According to a statement from his family, the broadcasting legend “passed away peacefully” at Tristar Centennial Medical Center in Nashville, surrounded by his loved ones.
On Saturday night, the country music community that Emery loved so much came together to share their memories and condolences on the occasion of his passing.
“He was an incredible conversationalist, a brilliant broadcaster, and one of the genre’s true great ambassadors,” said CMT’s Cody Alan. “RIP, Ralph.”
Country Music Hall of Fame member Ronnie Milsap said Emery “understands artists as human beings.”
“If Ralph loved you, chances are you’d make it in Nashville,” Milsap said. “I loved him on WSM and every TV show he ever aired.”
Tanya Tucker, also a Hall of Famer, said she was “heartbroken to have lost Mr. Country Music.”
“He’s been so good to me throughout my career and a big part of it,” Tucker said. “We are losing so many (our) warriors who have really held our music together… such a sad day for me. My thoughts, my prayers, my love go out to his family. ❤️🌹#ralphemery”
Collin Raye called Emery’s death a “great loss” to the country music world.
“No one in our history has ever promoted our music and country music artists as faithfully and generously for as long as Ralph,” Raye said. “He made a huge difference in my career throughout the ’90s, and in every artist that came on the scene. He really crossed over into country music on TV, and we all benefited greatly from that…And most importantly, he was a very nice and kind man. There will never be another one. I’m pretty confident he’s with the greats of the past as we speak. He’s laughing and telling stories of road.

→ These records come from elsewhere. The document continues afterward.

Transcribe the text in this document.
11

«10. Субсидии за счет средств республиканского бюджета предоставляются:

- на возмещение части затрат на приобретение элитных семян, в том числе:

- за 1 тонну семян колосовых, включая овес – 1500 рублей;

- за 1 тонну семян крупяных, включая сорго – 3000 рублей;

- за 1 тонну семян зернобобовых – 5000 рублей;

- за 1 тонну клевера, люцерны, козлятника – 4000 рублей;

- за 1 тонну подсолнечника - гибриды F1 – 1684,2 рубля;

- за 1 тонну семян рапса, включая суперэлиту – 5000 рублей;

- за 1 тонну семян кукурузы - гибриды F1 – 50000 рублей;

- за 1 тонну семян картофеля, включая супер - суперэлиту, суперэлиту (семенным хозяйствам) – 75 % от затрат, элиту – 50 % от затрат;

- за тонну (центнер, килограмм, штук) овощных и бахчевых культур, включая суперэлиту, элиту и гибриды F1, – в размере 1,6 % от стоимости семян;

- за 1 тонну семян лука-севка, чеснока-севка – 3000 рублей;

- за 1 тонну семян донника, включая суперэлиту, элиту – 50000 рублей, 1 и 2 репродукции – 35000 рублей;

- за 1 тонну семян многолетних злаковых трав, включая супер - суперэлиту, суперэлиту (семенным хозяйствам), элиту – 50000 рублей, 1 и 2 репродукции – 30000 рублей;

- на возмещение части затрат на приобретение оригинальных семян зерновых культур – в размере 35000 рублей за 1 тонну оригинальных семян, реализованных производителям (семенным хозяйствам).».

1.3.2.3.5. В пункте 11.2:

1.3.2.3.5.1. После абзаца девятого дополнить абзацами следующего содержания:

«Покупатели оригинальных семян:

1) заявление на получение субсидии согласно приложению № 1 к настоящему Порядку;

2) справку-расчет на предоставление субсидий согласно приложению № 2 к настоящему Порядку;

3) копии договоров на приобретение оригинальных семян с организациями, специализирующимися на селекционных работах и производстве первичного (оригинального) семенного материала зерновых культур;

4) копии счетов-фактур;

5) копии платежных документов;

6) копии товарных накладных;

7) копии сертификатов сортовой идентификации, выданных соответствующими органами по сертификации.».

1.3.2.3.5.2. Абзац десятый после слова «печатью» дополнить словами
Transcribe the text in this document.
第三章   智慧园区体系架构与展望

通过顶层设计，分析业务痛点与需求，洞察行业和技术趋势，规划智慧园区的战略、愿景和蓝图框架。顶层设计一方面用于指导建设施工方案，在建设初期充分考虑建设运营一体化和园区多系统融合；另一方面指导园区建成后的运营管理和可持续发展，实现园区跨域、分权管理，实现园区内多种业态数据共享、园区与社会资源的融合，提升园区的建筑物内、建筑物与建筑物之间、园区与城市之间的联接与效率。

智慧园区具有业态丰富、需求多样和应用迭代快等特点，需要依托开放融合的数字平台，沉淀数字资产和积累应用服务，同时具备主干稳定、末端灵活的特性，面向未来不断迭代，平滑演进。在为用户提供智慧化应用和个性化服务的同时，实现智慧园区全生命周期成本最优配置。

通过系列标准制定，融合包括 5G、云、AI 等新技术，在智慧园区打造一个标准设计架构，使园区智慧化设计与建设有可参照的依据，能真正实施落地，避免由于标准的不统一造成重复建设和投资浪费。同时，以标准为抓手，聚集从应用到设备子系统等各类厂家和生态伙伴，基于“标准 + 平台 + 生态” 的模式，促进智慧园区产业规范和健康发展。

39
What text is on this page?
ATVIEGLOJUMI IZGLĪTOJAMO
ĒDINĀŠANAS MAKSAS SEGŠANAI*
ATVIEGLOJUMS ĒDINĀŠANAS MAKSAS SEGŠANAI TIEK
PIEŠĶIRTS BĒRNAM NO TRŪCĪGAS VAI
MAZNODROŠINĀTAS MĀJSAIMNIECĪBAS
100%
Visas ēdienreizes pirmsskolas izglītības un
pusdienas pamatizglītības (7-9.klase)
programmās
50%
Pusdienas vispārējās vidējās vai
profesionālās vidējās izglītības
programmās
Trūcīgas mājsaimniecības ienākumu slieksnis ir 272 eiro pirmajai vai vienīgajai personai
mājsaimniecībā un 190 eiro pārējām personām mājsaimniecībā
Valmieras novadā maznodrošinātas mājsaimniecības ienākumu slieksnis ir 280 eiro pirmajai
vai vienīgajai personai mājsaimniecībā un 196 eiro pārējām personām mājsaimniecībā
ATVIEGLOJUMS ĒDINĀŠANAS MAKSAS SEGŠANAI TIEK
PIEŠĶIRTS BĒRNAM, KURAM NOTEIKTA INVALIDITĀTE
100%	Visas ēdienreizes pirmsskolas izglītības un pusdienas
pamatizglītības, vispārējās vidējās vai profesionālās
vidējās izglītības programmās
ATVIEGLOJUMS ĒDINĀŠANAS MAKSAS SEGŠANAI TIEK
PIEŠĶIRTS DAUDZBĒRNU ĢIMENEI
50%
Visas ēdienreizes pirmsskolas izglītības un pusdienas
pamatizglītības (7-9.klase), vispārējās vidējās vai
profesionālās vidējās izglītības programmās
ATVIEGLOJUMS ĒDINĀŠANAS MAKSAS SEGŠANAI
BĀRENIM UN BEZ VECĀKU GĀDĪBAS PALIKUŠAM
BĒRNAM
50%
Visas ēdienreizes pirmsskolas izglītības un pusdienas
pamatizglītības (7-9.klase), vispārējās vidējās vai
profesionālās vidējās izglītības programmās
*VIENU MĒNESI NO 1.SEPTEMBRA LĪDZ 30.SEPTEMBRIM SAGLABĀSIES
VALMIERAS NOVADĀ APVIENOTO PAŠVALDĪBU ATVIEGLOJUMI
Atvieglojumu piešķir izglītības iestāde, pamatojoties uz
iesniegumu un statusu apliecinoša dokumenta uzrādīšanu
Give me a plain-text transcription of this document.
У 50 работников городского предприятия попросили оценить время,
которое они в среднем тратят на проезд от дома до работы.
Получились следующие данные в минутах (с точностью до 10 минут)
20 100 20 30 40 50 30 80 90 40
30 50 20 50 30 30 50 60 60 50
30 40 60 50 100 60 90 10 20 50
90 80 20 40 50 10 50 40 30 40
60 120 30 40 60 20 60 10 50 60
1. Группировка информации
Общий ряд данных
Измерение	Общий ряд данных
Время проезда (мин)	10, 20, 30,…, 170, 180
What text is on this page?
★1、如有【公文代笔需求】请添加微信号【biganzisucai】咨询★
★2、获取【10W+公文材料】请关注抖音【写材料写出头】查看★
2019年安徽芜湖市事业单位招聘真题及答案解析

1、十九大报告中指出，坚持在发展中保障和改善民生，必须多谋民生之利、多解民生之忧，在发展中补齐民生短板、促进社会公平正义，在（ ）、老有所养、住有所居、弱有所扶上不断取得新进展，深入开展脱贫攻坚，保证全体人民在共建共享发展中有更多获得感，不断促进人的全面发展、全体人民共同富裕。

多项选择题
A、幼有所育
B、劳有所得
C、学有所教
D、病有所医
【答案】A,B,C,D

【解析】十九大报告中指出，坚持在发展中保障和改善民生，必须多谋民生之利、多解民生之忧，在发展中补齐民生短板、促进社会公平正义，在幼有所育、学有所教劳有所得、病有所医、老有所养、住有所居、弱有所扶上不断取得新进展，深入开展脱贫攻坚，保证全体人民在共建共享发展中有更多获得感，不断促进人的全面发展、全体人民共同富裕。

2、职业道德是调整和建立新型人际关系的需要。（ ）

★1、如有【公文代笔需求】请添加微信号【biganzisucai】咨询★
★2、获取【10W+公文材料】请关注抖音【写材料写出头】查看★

Mike McGuire of Shenandoah said Emery “was always kind” to the band and was a “big supporter” of their career.
“He was like that with a lot of new country music acts,” McGuire said. “We are sad to see him go.”
Randy Owen, Teddy Gentry and Jeff Cook of Alabama called Emery “the voice and face of country music for the past five decades”.
John Anderson called Emery “one of the best friends country music has ever had” and Leroy Van Dyke said he was “an encyclopedia of country music and an authentic voice for country music”. Doug Gray of the Marshall Tucker Band said Emery had always wanted the band to sing “This Ole Cowboy”.
“The lyrics say, ‘Won’t be the first time this old cowboy has spent the night alone,'” Gray quotes. “Now Ralph will never be alone, today and forever.”
Lorrie Morgan was particularly close to Emery and said he was “like a father to me”.
“When my father died, he took me under his wing,” Morgan said. “He was tough on me when he had to and he gave me lots of praise when he thought I deserved it. He was a great friend and a true lover of art in all genres of music.
Emery is survived by his wife, Joy Emery, three sons, five grandchildren and seven great-grandchildren. His cause of death has not been revealed. Funeral arrangements are pending.